Saturday

Reflections: Shroud



Samuel Johnson once crafted a simultaneously admiring and damning summation of the work of novelist Samuel Richardson with this statement: "[i]f you were to read Richardson for the story, your impatience would be so much fretted that you would hang yourself. But you must read him for the sentiment, and consider the story as only giving occasion to the sentiment." Replace "Richardson" with Banville" and both "sentiment"s with "characterization" and you have a relatively fair assessment of John Banville's Shroud (2002).

Shroud places two odd personages in explosive proximity and then steps back to see what happens. Cass Cleave, a mentally unstable young woman with an Electra complex, provokes a meeting with an ancient, narcissistic academic whom she has discovered to have underhandedly taken on  the pseudonym Axel Vander in his late adolescence. Cleave's lack of clarity regarding what she would like to accomplish with the encounter finds its parallel in the story's uncertainty about what exactly it proposes to do with the reader it has invited into its pages.

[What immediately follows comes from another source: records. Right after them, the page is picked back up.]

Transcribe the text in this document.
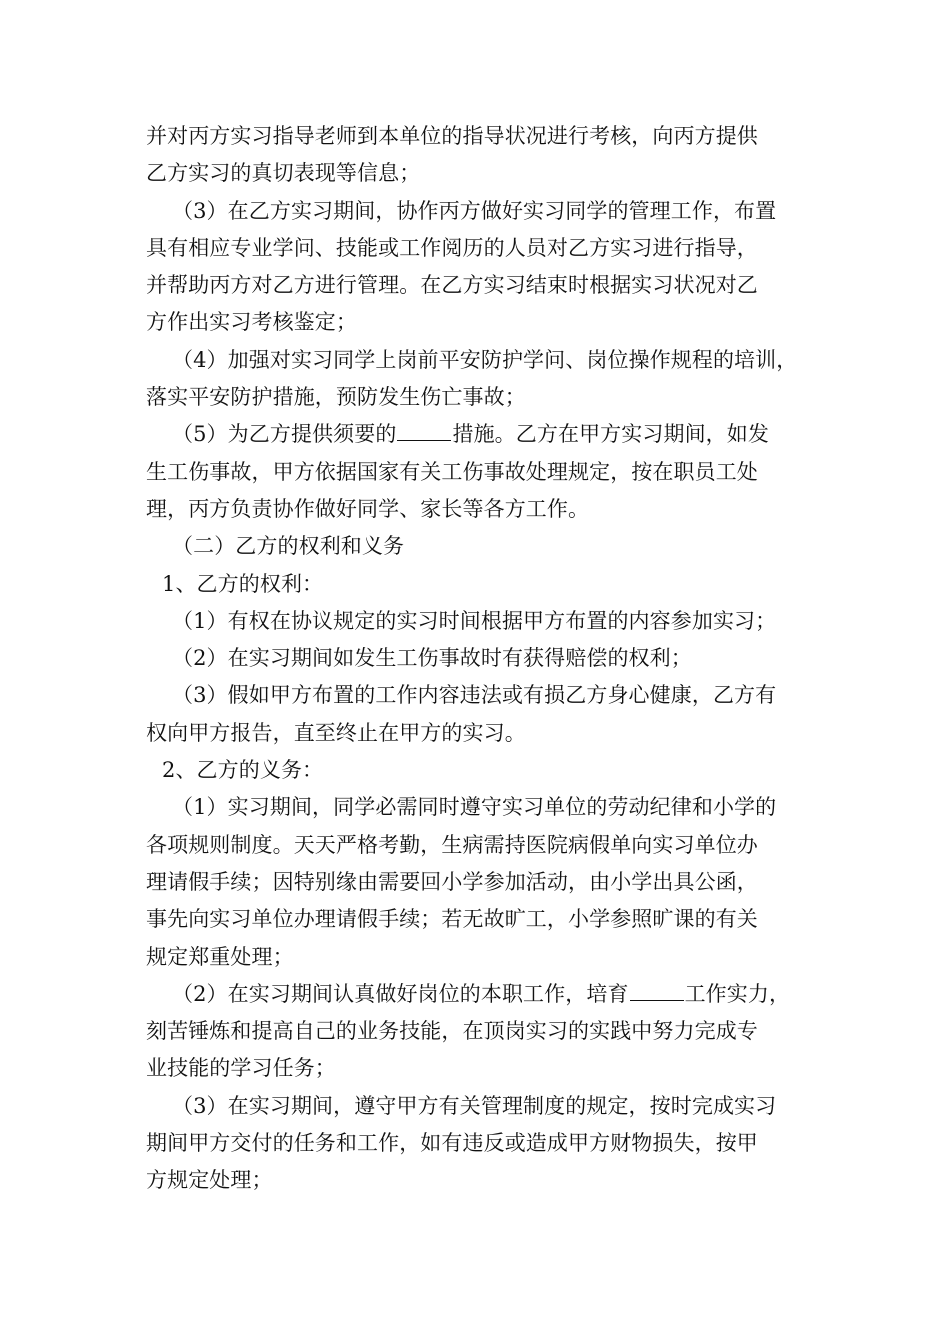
并对丙方实习指导老师到本单位的指导状况进行考核，向丙方提供
乙方实习的真切表现等信息；
（3）在乙方实习期间，协作丙方做好实习同学的管理工作，布置
具有相应专业学问、技能或工作阅历的人员对乙方实习进行指导，
并帮助丙方对乙方进行管理。在乙方实习结束时根据实习状况对乙
方作出实习考核鉴定；
（4）加强对实习同学上岗前平安防护学问、岗位操作规程的培训，
落实平安防护措施，预防发生伤亡事故；
（5）为乙方提供须要的	措施。乙方在甲方实习期间，如发
生工伤事故，甲方依据国家有关工伤事故处理规定，按在职员工处
理，丙方负责协作做好同学、家长等各方工作。
（二）乙方的权利和义务
1、乙方的权利：
（1）有权在协议规定的实习时间根据甲方布置的内容参加实习；
（2）在实习期间如发生工伤事故时有获得赔偿的权利；
（3）假如甲方布置的工作内容违法或有损乙方身心健康，乙方有
权向甲方报告，直至终止在甲方的实习。
2、乙方的义务：
（1）实习期间，同学必需同时遵守实习单位的劳动纪律和小学的
各项规则制度。天天严格考勤，生病需持医院病假单向实习单位办
理请假手续；因特别缘由需要回小学参加活动，由小学出具公函，
事先向实习单位办理请假手续；若无故旷工，小学参照旷课的有关
规定郑重处理；
（2）在实习期间认真做好岗位的本职工作，培育	工作实力，
刻苦锤炼和提高自己的业务技能，在顶岗实习的实践中努力完成专
业技能的学习任务；
（3）在实习期间，遵守甲方有关管理制度的规定，按时完成实习
期间甲方交付的任务和工作，如有违反或造成甲方财物损失，按甲
方规定处理；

As improbable as it may sound given the description above, Shroud might best be described as a love story. "Vander" watches his body decay and finds little to comfort him in his long-held, militant disbelief in inherent individuality. What he therefore allows himself to discover, in Cass and in retrospective consideration of his past affairs, is that despite what philosophers might posit about the unimportance of the self, the strange human habit of loving and coupling provides a constant, insistent rebuttal.

4 comments:

Anonymous said...

Oh my daughter read this and loved it. I read his The sea and really liked it. He's a stylish writer...

Anonymous said...

PS I love your intro to this review!

Mille Feuille said...

Thanks, Whispering Gums, for recommending _The Sea_. I'll probably put that on the list of TBR; its reviews suggest that Banville has an attachment to themes and literary techniques that run through both novels. I'll be interested to follow those through and see how he handles them in another work of fiction.
Thanks, too, for your kind comment about the intro *smile*.